Ways to decrease expenses, according to Harano, include letting duplicate staff go, buying groups, increasing efficiency, decreasing staff benefits, merging to save overhead, consolidating offices, doing RFPs for EVERYTING, using refurbished equipment (you can find it on eBay, says Harano), eliminating services that operate at a loss, and implementing an EMR system. Adding an EMR decreases staff time looking for charts, eliminates transcription, and significantly decreases use of folders, papers, and stickers.
Roger Frank, MHA, followed Harano, stating that because of the economy, many people can’t make it to sessions like these. So, “how do we get more money in the pot and reduce costs?” he asked. Benchmarking is key.
“If you can talk to colleagues and ask what their expenses are like, that’s benchmarking, he noted. “You don’t know if revenue or costs are high until you compare them with others.”
If participating in benchmarking studies, one should look for the following, according to Frank:
• An MGMA cost survey
• Consortiums of group practices that come together to develop best practices, and compare costs and quality measures
Opportunities for benchmarking, noted Frank, include:
• State ambulatory surgery center associations
• APQC (apqc.com)
• Member-driven communities
• Yourself (you are a benchmark; look at your average day in accounts receivable)
“Why benchmark,” asked Frank. Because doing so allows you to develop and implement strategic goals, focus on short- and long-term improvement efforts, and establish realistic, actionable objectives.
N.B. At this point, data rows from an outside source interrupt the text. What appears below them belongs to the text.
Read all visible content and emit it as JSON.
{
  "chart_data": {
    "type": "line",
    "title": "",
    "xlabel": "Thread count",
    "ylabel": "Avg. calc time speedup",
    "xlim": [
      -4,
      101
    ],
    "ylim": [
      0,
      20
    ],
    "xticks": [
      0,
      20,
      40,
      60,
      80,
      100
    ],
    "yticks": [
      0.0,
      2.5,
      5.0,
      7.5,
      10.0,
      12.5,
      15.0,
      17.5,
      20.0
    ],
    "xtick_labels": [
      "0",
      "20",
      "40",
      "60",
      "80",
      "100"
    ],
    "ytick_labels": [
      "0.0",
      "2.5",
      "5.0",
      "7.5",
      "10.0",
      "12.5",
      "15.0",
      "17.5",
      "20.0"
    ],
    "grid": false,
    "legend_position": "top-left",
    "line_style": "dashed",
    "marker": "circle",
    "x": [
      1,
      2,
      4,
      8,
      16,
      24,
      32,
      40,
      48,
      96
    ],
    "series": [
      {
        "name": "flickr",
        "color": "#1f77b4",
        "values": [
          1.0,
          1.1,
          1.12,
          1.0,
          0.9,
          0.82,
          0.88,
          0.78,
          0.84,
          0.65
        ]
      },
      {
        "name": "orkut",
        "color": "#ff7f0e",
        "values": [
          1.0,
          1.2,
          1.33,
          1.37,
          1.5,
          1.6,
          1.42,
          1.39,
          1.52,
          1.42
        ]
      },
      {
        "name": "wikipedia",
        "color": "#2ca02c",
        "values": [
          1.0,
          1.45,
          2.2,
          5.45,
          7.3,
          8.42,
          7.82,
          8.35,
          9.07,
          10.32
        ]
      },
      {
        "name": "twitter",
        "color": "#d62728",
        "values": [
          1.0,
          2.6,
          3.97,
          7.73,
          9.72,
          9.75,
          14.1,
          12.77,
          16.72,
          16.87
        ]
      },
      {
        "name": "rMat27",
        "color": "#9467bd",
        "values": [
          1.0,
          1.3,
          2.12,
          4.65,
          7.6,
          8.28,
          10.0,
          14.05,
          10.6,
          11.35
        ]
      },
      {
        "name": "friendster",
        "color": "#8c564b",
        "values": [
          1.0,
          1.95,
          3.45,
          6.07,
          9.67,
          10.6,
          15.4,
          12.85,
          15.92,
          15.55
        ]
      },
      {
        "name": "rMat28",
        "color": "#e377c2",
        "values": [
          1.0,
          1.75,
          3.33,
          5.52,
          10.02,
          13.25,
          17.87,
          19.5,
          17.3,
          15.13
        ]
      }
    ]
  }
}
There are four categories of metrics, explained Frank. These include:
• Cost effectiveness ($ per unit for new patient, revisits) “Don’t ask if you have time to do something, but if you have time to NOT do it,” says Frank.
• Staff productivity (units per full time equivalent; know these measurements per staff vs. per doctor)
• Process efficiency (percent error/success rate)
• Cycle time (processing time)—how fast can you get someone in and out of practice
Frank explains that ways to drive success include sharing information with employees so they can discuss how they can affect results, setting goals, and considering adding incentives to help drive costs down. When looting at incentives, one should, according to Frank, look at a minimum of a 12-month history, inspect data and adjust accordingly, average the data by looking at the top 3 months (this provides a threshold), and set the goal to surpass the threshold. “Once the threshold is past, then give incremental reward,” says Frank.
Issues to consider when providing rewards include determining the frequency, projecting the financial impact, and not paying for “maintenance” by providing rewards to those who meet but don’t exceed the threshold. Also consider providing rewards on a group versus individual basis (keeping in mind that group rewards help establish a team environment), whether to offer a percentage of one’s compensation versus a fixed amount (if the former, staff tend to expect it as part of their normal compensation, warns Frank), and providing cash versus non-cash rewards (Frank explains that cash rewards can be forgotten by being used to pay a gas bill, whereas non-cash reward, such as a Marriot Rewards card, can go toward an unforgettable vacation.)